Besides the newsletter, we publish a flyer titled "Juggling In the National Capital Area" (enclosed) which lists updated contact information for the clubs. I'm going to expand the flyer to include new clubs in towns adjoining the metro area. We give the flyer out when we appear in public, and the Juggling Capitol store gives them to the many visitors who come for juggling lessons and to test-fly the merchandise.
Of course, when it comes to promoting juggling, it helps to have a full-time juggling-centric retail store in a major shopping mall. Juggling Capitol is very supportive of the local clubs; they provide practice space on the mall stage and make cash grants to our convention.
USDJ appears in Finding Fun and Friends in Washington, an annual guide that excels at self-promotion. The book's publishers love to showcase USDJ as an example of the novel organizations they discovered. It brought us a beautiful color photo in the Washington Post Magazine. We perform and teach at the book's promotional parties where we get overrun with people wanting to learn to juggle.
We also teach juggling workshops at Mensa conventions-an opportunity I highly recommend for juggling clubs. Mensa, the international high-I.Q. society, has local clubs everywhere that constantly host events. Chief among these are the Regional Gatherings (RGs) which are party, food, game and lecture events held at hotels.
Jugglers need not be Mensa members to put on workshops and demonstrations at these gatherings-just contact your local group (look in the phone book). There is nothing quite like juggling and passing to our hearts' content, till the wee hours, in high-ceilinged rooms in ritzy hotels, while being plied with free-flowing popcorn, sandwiches and champagne! Incidentally, some RGs present something called a "chocolate orgy," which is like an enormous all-you-can eat buffet, except everything is chocolate.
Summertime events include an outdoor music and carnival-like event put on by a local radio station-they invite us to perform and teach-and the July 4th celebration on the Washington D.C. Mall (the Smithsonian campus between the Washington Monument and the Capitol). We juggle and pass until the sun goes down and the fireworks begin. This is one of my favorite activities, as we get to expose lots of people to the club.

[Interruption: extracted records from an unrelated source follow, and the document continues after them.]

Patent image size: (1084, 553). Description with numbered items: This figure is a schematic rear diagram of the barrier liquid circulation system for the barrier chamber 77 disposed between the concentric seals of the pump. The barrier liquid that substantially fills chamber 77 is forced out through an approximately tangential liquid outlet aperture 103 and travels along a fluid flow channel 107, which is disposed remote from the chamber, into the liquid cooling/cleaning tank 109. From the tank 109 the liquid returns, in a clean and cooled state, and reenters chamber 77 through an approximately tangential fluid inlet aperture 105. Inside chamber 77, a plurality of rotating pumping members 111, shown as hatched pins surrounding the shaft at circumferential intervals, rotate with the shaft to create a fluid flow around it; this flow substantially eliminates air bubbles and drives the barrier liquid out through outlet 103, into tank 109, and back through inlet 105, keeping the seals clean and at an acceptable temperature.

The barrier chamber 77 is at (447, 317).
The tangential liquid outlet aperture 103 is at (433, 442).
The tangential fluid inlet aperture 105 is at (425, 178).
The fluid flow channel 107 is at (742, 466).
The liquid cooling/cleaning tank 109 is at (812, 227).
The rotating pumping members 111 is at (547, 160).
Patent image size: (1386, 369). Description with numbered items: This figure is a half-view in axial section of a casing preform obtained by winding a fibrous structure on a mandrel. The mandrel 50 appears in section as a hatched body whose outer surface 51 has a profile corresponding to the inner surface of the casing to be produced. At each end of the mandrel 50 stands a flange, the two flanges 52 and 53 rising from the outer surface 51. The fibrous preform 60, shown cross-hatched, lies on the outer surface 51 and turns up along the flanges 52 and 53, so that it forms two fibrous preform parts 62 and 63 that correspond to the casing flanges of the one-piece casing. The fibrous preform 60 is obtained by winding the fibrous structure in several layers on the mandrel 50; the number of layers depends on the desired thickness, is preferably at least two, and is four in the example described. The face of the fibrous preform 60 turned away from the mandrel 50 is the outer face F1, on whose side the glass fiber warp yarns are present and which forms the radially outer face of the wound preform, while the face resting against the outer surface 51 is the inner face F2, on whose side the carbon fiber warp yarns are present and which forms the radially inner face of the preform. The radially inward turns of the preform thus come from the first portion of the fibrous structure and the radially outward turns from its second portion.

Together with the other clubs, we will hold the Continental Congress of Jugglers convention for the third year in May. It draws about 200 jugglers from around the region and receives excellent press coverage, especially by TV stations and CNN. We juggled on the morning show of one of these stations. Delightfully, they devoted lots of time to our promotion of the convention.
Although not really a public event, each winter we hold a Video Night at a member's home. We show the videos for the summer convention (the videos typically arrive in November or December) and host members from all four clubs.
There are three items of advice I would give clubs looking to do promotions:
Print an attractive flyer to give to the folks who encounter your club in public.
Acquire lots of, say, tennis balls - for use in workshops. Without them, the participants will have to juggle your own precious props. We have seen beanbags explode from exhaustion at some of these events!
Finally, frequently stop and explain what you're doing to onlookers and the media. Make them feel included and welcome to ask questions. Show how juggling is a growing hobby, sport and social activity. Soon you'll see new faces at your club meetings.